Genocidio. SIGUE VIVA, PERO EN SILENCIO, UNA DE LAS MAYORES TRAGEDIAS DEL SIGLO XX.

Ruanda no sana sus heridas

Tras 12 años del genocidio, la justicia no ha podido condenar a numerosos responsables de crímenes.

Amnistía Internacional afirma que la estrategia utilizada para el juzgamiento puede llevar a la impunidad.

REUTERS
los expulsados. Se calcula que aún hay unos 50 mil refugiados ruandeses en 14 países de África. Esta imagen corresponde a la salida en 1994.780119
Juan Gonzalo Betancur B.
jbetancur@prensa.com

Pocos recuerdan hoy el genocidio de Ruanda, esa carnicería en la cual entre 800 mil y un millón de personas de la etnia tutsi –léase bien ¡entre 800 mil y un millón!- fueron masacradas por la etnia hutu, casi todas a machete, en escasos 100 días.

No fue hace mucho, apenas 1994, pero por la vorágine diaria de acontecimientos en todo el planeta parece que hubiera sido hace más tiempo.

Ruanda no aparece hoy en las noticias y, por tanto, es como si no existiera. Por eso no se sabe del destino de ese país minúsculo del centro de África, ubicado en la región de los Grandes Lagos, que vivió una de las peores tragedias del siglo XX.

El pasado viernes, el Consejo de Seguridad de Naciones Unidas revisó la "estrategia de conclusión" del Tribunal Penal Internacional para Ruanda, que se encarga de enjuiciar a los responsables del genocidio y de otras graves violaciones al derecho internacional humanitario cometidas ese 1994, pero la reunión pasó sin pena ni gloria. El terrible drama ruandés, parece que se estuviera olvidando.

Fulgence: Para empezar, le partí la cabeza a una abuela, de un estacazo. Pero como estaba ya tirada en el suelo y agonizante, no sentí la muerte en la punta del brazo. Me fui a mi casa por la noche sin acordarme más de eso. Al día siguiente rajé a unos cuantos, de pie y bien vivos.

Lenta justicia

La labor del Tribunal Penal Internacional para Ruanda continúa, en medio de duras críticas.

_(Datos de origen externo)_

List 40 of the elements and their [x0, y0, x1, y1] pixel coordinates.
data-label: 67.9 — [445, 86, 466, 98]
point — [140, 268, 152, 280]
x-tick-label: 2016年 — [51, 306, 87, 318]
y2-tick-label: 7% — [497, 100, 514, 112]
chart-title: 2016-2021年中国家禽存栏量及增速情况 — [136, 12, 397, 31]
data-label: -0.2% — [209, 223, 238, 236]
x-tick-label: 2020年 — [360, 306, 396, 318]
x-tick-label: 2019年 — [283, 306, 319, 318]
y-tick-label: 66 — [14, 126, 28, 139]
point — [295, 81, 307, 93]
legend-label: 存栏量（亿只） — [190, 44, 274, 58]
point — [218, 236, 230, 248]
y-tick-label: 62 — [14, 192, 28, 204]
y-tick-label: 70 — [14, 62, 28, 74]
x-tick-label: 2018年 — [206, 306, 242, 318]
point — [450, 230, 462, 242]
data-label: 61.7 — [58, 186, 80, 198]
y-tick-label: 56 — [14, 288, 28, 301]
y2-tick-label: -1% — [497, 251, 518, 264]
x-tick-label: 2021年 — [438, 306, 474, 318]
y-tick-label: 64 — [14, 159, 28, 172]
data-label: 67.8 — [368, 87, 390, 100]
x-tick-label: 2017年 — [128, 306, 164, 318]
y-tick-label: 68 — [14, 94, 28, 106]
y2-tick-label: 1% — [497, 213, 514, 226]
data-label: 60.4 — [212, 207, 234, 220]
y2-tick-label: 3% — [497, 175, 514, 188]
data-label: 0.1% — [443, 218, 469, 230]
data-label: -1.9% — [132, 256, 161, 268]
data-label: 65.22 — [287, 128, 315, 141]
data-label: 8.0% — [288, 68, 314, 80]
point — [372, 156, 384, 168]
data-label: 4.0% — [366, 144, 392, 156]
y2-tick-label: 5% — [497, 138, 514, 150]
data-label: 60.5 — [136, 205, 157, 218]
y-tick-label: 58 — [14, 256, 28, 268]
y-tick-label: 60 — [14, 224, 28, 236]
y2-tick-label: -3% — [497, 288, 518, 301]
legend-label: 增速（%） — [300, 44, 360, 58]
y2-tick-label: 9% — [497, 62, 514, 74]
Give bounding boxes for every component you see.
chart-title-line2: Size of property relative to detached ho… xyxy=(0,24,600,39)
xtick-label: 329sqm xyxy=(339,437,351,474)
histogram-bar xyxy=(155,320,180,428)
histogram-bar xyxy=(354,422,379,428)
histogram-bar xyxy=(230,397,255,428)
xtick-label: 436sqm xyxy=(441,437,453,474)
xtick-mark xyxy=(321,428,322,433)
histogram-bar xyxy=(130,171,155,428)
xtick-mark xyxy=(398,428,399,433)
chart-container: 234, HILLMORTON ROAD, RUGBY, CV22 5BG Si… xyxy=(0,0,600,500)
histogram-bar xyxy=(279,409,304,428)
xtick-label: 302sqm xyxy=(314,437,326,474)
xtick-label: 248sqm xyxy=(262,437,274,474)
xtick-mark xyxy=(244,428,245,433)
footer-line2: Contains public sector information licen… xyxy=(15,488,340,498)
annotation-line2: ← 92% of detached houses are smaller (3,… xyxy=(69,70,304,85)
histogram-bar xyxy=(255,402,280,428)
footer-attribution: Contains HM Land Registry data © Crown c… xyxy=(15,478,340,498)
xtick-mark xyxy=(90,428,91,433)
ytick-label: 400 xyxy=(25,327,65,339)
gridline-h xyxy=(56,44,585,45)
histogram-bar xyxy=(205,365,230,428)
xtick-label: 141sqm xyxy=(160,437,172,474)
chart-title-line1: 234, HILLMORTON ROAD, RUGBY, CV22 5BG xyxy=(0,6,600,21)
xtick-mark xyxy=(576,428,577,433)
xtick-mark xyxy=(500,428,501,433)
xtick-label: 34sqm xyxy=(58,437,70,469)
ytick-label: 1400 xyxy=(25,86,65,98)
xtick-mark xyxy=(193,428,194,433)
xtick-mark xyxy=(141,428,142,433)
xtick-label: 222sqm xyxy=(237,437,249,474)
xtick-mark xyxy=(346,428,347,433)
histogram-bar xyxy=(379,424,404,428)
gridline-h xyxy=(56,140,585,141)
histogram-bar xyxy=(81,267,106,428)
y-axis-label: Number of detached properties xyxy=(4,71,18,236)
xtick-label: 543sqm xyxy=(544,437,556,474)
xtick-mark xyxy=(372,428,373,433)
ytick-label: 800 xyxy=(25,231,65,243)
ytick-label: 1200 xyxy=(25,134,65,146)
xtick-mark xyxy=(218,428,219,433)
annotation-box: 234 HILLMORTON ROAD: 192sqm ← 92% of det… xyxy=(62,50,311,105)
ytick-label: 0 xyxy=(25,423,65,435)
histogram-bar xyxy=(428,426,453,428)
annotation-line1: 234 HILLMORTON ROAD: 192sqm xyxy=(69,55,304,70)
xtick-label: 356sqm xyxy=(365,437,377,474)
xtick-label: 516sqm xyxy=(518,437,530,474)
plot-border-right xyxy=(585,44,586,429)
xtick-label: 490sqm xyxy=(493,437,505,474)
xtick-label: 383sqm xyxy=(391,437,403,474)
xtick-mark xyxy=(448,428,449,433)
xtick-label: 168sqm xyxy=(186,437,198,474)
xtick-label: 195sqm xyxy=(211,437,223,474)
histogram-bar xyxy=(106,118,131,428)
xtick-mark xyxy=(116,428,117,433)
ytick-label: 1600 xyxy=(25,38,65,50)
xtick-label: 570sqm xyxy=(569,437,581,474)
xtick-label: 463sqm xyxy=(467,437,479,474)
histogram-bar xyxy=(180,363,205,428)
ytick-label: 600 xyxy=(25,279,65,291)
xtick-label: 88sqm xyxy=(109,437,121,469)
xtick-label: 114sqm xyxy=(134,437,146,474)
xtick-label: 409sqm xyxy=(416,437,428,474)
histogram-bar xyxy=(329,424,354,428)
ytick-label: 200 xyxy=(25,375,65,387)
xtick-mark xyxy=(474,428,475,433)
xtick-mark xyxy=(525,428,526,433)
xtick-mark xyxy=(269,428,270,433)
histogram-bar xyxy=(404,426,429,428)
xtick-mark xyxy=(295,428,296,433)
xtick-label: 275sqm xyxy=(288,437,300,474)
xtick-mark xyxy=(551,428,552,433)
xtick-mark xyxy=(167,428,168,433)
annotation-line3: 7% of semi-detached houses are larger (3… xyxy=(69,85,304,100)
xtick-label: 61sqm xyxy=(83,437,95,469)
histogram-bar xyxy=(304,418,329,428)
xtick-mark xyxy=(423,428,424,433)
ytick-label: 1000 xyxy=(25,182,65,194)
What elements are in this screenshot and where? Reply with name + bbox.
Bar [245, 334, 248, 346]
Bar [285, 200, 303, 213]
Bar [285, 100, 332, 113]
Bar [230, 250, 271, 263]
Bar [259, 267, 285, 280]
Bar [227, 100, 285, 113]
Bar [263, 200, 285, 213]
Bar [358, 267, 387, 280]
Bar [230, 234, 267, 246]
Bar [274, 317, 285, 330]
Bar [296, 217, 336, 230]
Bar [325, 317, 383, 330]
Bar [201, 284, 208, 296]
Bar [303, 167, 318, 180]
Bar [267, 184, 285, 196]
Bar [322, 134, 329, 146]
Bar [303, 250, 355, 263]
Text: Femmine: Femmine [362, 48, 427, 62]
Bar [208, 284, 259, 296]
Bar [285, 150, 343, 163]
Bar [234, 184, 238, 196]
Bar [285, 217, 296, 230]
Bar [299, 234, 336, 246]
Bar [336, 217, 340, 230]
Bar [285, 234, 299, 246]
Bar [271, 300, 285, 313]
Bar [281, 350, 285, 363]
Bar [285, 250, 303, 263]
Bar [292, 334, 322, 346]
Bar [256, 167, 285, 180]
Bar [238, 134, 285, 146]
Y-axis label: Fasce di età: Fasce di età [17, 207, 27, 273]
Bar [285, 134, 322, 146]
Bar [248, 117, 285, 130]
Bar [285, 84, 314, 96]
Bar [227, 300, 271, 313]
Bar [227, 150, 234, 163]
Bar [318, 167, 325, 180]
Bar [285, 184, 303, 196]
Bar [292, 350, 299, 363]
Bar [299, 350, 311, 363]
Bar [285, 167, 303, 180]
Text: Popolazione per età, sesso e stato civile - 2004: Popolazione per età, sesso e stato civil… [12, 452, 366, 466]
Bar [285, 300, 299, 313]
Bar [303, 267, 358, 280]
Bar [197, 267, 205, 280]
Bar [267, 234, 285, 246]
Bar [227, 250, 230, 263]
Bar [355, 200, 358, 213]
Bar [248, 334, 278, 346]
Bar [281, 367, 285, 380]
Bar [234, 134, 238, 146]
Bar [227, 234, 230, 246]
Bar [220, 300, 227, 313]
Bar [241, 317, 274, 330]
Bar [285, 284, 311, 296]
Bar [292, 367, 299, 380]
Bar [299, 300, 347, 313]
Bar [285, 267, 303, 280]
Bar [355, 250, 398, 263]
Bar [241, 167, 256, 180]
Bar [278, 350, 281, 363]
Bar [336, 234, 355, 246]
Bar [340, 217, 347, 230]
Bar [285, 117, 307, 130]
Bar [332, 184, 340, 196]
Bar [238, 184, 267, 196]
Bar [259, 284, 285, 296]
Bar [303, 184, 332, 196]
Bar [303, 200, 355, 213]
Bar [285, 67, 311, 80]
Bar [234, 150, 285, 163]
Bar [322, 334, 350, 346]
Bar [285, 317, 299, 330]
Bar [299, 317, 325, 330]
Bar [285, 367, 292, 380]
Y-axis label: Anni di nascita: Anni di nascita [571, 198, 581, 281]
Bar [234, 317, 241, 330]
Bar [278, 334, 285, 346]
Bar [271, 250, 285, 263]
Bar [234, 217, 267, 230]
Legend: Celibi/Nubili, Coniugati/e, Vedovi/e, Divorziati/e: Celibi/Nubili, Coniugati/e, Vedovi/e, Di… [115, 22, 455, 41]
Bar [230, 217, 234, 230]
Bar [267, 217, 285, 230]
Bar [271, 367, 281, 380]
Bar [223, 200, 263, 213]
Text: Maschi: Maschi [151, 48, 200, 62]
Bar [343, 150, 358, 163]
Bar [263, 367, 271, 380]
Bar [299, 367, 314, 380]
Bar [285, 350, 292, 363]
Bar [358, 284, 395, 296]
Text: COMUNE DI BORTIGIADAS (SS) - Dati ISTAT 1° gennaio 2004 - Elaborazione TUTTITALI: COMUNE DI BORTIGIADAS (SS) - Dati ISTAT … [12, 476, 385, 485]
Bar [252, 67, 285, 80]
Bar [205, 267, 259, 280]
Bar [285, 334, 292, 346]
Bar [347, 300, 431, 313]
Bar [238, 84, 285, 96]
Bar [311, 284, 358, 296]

El pasado miércoles 13 de diciembre, sus estrados con sede en Tanzania (una nación vecina), dictaron sentencia de 15 años de prisión contra Athanase Seromba, el primer sacerdote católico condenado por genocidio y crímenes contra la humanidad por una corte internacional.

Organizaciones de derechos humanos e incluso algunos Estados donantes han cuestionado al tribunal por poco eficiente y eficaz, pese a su considerable presupuesto.

Los juicios contra quienes tuvieron un papel destacado en el genocidio deben terminar a final de 2008, y los recursos de apelación en 2010, pero aún hay demasiados casos pendientes por resolver y no se ha detenido a 18 acusados.

Sin contar las largas demoras que tienen los juicios contra 48 mil sindicados de participar en el genocidio, personas que no tuvieron rango ni autoridad en las matanzas, casos que analizan las propias autoridades ruandesas.

Amnistía Internacional, organización de derechos humanos, denunció: "La estrategia de conclusión [de la labor del tribunal] está obstaculizando la administración de justicia a las víctimas del genocidio, los crímenes contra la humanidad y los crímenes de guerra cometidos en 1994, y puede dar lugar a la impunidad ".

Léopord: Durante las matanzas no veía nada en particular en los tutsis, sólo que había que suprimirlos. Quiero dejar claro que desde el primer señor al que maté hasta el último, no lamenté nada.

(Los testimonios pertenecen al libro ‘Una temporada de machetes’, de Jean Hatzfeld).